L’arbitre a confirmé le licenciement, concluant que la faute de Mme Spencer était suffisamment grave pour rendre impossible la poursuite de l’emploi.

Au cœur de cette affaire se trouve l’impact de l’absence de remords déclarés de Mme Spencer et de sa méconnaissance des conséquences de ses actes. Ce manque de conscience lui a coûté un poste sûr et protégé par le syndicat. L’arbitre s’est montré très critique à l’égard de Mme Spener, qui n’a pas assumé la responsabilité de sa conduite.

Citant la jurisprudence, l’arbitre a souligné que lorsque la conduite affecte l’autonomie corporelle d’un collègue, le fait de ne pas exprimer de remords et de ne pas s’excuser pour ses actes n’annule pas d’autres facteurs atténuants tels que l’ancienneté et un dossier disciplinaire vierge.

L’arbitre a fait référence à la doctrine de « l’équité fiduciaire » et à l’impact que les années de service peuvent avoir sur le résultat final. Bien que les années de bonne volonté constituent un facteur atténuant important, sans une reconnaissance de l’acte répréhensible et des excuses, le capital de confiance d’un employé ne le portera que jusqu’à un certain point. En outre, une reconnaissance et des excuses précoces ont plus de poids qu’une reconnaissance et des excuses présentées lors de l’audience ou plus tard dans la procédure.

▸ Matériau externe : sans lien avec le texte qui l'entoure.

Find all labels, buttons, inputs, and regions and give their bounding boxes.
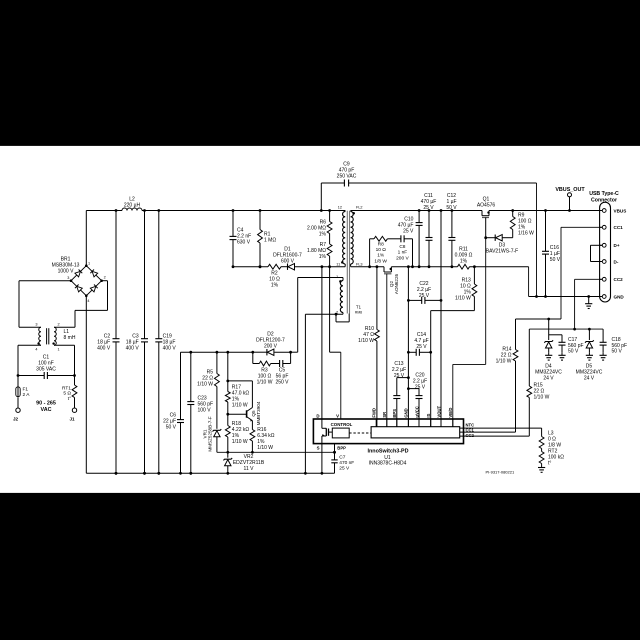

Bien que Mme Spencer ait accumulé un capital de confiance important au cours de ses vingt ans de carrière, ce capital de confiance a été brisé lorsqu’elle a commis des actes de harcèlement sexuel et de violence sexuelle sur le lieu de travail, qu’elle n’a pas reconnu son inconduite et qu’elle n’a pas présenté d’excuses.

« En ce qui concerne la reconnaissance par la requérante de ses actes répréhensibles et la preuve de ses remords, j’estime qu’il n’y a eu ni reconnaissance de ses actes répréhensibles ni preuve de ses remords. La requérante n’a jamais reconnu avoir touché les fesses et les parties génitales du plaignant. La requérante a maintenu tout au long de l’enquête qu’elle avait touché les hanches ou la région des hanches de la plaignante. Elle n’a jamais avoué qu’elle avait commis des actes répréhensibles. De plus, la requérante, bien que bouleversée et s’excusant de ce que la plaignante avait ressenti, ne s’est pas excusée de ses actes et n’a pas manifesté de remords pour son inconduite. La requérante a continué à nier l’incident tout au long de l’enquête et de l’audience. L’inconduite de la requérante au travail est flagrante ; elle justifie son renvoi. Les années de service de la requérante et son dossier disciplinaire vierge, bien qu’ils constituent des facteurs atténuants, ne suffisent pas, face à l’absence de reconnaissance et de remords, à justifier des mesures disciplinaires moins sévères. »

 Cette décision nous rappelle avec force que la tolérance à l’égard du harcèlement sexuel fait l’objet d’un examen plus approfondi et que les employeurs ont tout intérêt à informer leurs employés des risques associés à tout attouchement sur le lieu de travail. L’intention est moins critique et, en cas de faute grave, des excuses peuvent faire beaucoup et même, dans certains cas, sauver votre emploi.